Wary of a second straight summer with Superstorm-ravaged homes strewn across its beachscape - and of their potential economic impact - the Toms River Township Council urges federal and New Jersey officials to open the floodgates on millions in the Rehabilitatin, Reconstruction, Elevation and Mitigation Program (RREM).

The governing body intends to act on a resolution addressing the issue at tonight's public meeting.

RREM is a $600,000,000 component in the federal superstorm recovery package, offering up to $150,000 in grants to help qualifying primary homeowners rebuild, repair or conform their Sandy-damaged dwellings.

It's touted as a stopgap revenue stream in conjunction with other money that homeowners have been able to acquire.

Rancor began to rise when New Jersey Department of Community Affairs (DCA) officials based their evaluations on data from the Federal Emergency Management Agency (FEMA).

Federal officials told WOBM News that DCA requested and received figures related to immediate, short-term post-disaster needs. They stressed that the data was not intended for long-range solutions.

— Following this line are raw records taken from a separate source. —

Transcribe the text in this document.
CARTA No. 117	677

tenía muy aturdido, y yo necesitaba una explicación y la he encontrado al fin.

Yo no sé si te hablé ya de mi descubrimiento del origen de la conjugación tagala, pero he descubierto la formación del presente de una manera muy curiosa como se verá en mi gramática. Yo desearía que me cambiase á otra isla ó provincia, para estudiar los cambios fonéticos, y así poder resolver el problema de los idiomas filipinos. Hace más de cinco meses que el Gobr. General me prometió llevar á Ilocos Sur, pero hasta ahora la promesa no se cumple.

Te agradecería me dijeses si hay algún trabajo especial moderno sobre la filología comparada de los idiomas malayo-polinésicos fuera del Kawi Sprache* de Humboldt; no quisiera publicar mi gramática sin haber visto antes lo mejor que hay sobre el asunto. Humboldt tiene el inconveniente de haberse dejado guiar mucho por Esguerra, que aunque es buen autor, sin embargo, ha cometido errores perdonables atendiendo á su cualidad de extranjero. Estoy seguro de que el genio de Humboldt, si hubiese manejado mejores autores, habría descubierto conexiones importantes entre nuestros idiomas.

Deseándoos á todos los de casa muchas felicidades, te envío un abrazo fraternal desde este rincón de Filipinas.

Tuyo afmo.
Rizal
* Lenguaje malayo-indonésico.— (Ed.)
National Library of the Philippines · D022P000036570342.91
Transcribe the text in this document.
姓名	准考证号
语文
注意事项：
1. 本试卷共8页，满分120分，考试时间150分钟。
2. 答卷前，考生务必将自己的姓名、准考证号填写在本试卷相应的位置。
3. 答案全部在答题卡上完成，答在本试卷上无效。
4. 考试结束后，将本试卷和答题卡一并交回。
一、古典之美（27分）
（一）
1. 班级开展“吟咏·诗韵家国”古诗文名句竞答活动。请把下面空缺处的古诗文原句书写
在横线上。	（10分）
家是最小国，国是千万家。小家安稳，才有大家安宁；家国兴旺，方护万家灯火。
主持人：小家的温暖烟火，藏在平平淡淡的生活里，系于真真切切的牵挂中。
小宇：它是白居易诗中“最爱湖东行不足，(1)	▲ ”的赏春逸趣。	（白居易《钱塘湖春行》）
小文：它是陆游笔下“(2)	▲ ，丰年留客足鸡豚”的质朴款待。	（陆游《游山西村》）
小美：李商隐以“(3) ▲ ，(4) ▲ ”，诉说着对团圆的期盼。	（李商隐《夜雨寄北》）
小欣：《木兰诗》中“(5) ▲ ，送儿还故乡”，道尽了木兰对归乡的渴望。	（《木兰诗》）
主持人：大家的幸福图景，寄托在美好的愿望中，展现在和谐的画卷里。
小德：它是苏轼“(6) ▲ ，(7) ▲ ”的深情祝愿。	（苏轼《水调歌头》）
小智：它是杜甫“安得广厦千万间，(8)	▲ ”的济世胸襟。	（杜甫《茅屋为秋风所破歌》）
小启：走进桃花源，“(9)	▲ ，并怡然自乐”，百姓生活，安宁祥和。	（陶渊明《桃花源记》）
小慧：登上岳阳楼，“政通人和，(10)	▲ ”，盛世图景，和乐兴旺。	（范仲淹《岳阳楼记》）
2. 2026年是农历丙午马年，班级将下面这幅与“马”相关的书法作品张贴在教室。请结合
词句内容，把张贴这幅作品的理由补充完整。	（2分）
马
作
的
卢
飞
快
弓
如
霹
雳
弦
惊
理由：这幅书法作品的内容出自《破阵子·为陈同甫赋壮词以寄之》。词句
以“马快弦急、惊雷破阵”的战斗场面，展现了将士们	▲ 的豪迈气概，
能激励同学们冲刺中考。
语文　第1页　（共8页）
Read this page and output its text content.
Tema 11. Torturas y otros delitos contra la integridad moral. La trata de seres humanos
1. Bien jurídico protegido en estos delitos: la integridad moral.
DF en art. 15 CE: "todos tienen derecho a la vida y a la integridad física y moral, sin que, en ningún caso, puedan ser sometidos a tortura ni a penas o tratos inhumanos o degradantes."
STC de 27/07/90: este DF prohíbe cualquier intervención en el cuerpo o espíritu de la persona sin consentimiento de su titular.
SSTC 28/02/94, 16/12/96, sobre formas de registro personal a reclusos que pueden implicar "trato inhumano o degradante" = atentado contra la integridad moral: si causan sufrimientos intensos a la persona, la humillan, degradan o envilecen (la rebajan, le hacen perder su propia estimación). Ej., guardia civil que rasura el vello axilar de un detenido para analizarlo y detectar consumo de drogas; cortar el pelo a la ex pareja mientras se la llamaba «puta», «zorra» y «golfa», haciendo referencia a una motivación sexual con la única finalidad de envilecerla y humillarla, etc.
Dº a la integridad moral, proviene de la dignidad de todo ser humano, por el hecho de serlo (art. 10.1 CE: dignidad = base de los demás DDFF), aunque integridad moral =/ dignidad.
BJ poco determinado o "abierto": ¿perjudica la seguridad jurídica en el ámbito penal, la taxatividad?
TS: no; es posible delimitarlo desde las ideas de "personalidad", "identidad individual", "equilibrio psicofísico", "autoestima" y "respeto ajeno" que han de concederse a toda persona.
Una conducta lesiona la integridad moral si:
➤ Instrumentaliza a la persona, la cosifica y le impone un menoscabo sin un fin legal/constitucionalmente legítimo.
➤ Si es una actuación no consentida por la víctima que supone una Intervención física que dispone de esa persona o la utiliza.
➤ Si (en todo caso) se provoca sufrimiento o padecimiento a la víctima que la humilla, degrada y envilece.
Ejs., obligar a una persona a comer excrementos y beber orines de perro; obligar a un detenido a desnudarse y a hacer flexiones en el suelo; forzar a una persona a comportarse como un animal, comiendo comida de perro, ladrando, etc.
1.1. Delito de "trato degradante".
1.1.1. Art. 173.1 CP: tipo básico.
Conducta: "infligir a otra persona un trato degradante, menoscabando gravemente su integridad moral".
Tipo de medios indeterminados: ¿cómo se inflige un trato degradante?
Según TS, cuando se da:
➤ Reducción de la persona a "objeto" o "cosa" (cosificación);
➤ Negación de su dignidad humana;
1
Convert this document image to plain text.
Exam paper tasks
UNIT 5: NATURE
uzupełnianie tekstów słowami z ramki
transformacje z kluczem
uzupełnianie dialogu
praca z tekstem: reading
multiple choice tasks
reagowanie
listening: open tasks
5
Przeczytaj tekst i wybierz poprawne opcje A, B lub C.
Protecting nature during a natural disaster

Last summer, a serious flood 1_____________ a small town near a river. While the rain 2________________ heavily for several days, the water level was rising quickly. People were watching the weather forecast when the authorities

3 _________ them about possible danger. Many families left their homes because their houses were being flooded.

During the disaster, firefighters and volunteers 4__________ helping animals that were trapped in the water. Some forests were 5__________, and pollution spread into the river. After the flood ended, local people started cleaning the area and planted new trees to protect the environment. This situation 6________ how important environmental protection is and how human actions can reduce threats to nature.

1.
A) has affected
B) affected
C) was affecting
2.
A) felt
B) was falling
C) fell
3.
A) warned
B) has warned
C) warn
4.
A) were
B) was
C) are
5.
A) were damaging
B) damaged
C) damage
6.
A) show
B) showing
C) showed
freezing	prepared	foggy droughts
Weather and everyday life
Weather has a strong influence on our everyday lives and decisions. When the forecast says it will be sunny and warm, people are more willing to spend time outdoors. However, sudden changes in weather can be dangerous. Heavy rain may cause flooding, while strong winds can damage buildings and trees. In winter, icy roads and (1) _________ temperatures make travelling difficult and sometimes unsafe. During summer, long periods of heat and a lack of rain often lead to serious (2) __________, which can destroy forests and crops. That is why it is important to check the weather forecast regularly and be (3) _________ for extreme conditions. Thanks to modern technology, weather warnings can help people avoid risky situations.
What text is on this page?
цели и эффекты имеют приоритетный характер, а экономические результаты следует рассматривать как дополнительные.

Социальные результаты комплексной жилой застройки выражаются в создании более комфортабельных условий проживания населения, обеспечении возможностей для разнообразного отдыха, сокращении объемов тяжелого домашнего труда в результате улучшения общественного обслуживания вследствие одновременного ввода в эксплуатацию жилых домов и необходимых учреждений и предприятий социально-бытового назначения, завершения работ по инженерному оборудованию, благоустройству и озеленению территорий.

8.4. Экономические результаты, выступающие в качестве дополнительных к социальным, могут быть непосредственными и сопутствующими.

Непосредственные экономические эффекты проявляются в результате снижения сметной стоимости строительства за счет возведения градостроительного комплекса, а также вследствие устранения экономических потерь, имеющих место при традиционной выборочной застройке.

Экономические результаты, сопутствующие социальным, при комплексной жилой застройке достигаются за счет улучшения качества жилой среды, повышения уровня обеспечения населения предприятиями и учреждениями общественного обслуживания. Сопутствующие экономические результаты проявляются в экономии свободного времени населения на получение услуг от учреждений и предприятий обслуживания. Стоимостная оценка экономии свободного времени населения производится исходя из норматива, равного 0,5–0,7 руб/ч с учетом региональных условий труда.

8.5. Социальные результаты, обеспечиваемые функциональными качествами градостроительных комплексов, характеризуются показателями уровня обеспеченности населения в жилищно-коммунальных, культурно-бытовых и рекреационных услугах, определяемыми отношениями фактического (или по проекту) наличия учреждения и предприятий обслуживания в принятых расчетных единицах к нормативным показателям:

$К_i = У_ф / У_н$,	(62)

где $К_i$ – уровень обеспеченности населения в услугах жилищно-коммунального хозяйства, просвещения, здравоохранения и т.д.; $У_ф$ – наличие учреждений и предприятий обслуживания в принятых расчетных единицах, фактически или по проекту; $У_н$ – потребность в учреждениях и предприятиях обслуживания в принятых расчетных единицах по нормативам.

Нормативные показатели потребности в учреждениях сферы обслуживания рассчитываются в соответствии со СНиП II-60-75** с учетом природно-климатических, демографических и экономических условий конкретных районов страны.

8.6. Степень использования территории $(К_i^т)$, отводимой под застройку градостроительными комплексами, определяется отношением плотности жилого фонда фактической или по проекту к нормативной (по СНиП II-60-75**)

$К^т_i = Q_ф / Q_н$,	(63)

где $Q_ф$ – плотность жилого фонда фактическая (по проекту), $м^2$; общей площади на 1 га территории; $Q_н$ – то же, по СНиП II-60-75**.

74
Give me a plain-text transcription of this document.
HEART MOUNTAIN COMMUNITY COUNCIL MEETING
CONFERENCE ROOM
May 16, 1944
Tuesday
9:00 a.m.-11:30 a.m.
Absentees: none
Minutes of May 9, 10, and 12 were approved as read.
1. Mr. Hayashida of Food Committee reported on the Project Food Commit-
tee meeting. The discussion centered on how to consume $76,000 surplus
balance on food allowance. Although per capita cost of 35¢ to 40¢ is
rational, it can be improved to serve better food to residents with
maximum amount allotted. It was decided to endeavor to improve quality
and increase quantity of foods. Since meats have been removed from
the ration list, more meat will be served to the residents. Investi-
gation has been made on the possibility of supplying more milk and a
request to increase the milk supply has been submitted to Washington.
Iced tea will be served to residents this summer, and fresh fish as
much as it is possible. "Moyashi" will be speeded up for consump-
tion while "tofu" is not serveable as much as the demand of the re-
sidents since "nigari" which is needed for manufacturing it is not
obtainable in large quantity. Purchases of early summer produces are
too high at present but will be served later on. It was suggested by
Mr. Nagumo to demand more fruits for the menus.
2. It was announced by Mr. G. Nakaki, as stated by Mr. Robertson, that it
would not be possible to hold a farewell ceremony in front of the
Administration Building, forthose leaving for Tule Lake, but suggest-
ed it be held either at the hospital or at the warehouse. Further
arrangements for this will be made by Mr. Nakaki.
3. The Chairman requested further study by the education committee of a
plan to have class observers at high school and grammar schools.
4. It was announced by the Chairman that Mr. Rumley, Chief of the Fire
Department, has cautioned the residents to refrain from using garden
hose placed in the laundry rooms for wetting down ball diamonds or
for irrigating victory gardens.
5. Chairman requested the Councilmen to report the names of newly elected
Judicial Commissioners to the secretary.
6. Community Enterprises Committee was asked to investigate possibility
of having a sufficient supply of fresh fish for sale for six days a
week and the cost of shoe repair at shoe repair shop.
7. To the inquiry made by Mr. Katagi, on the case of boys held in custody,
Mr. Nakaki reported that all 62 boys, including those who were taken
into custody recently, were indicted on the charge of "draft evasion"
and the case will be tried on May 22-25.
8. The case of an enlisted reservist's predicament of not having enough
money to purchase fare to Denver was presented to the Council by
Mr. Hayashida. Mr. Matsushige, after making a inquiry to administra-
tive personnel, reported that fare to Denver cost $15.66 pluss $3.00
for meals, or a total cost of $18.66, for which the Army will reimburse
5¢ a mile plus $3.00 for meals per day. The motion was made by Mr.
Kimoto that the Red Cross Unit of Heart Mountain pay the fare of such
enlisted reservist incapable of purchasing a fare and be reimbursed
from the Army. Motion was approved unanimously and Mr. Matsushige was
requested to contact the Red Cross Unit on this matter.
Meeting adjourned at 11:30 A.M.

Since that point, state officials broadened their scop to include reparations through insurance companies and Small Business Association (SBA) damage evaluations.

In a prepared release, Council President Maria Maruca cited hundreds of homeowner rejections, and hundreds more in limbo over how much they'll receive, and when. "What we are wondering now is why the delay? How long will it take for funds to be available," she said.

From Township Engineer Robert Chankalian's viewpoint, streamlining and expediting the process at DCA "will help not only restore the township from a community standpoint, but from a ratable base as well."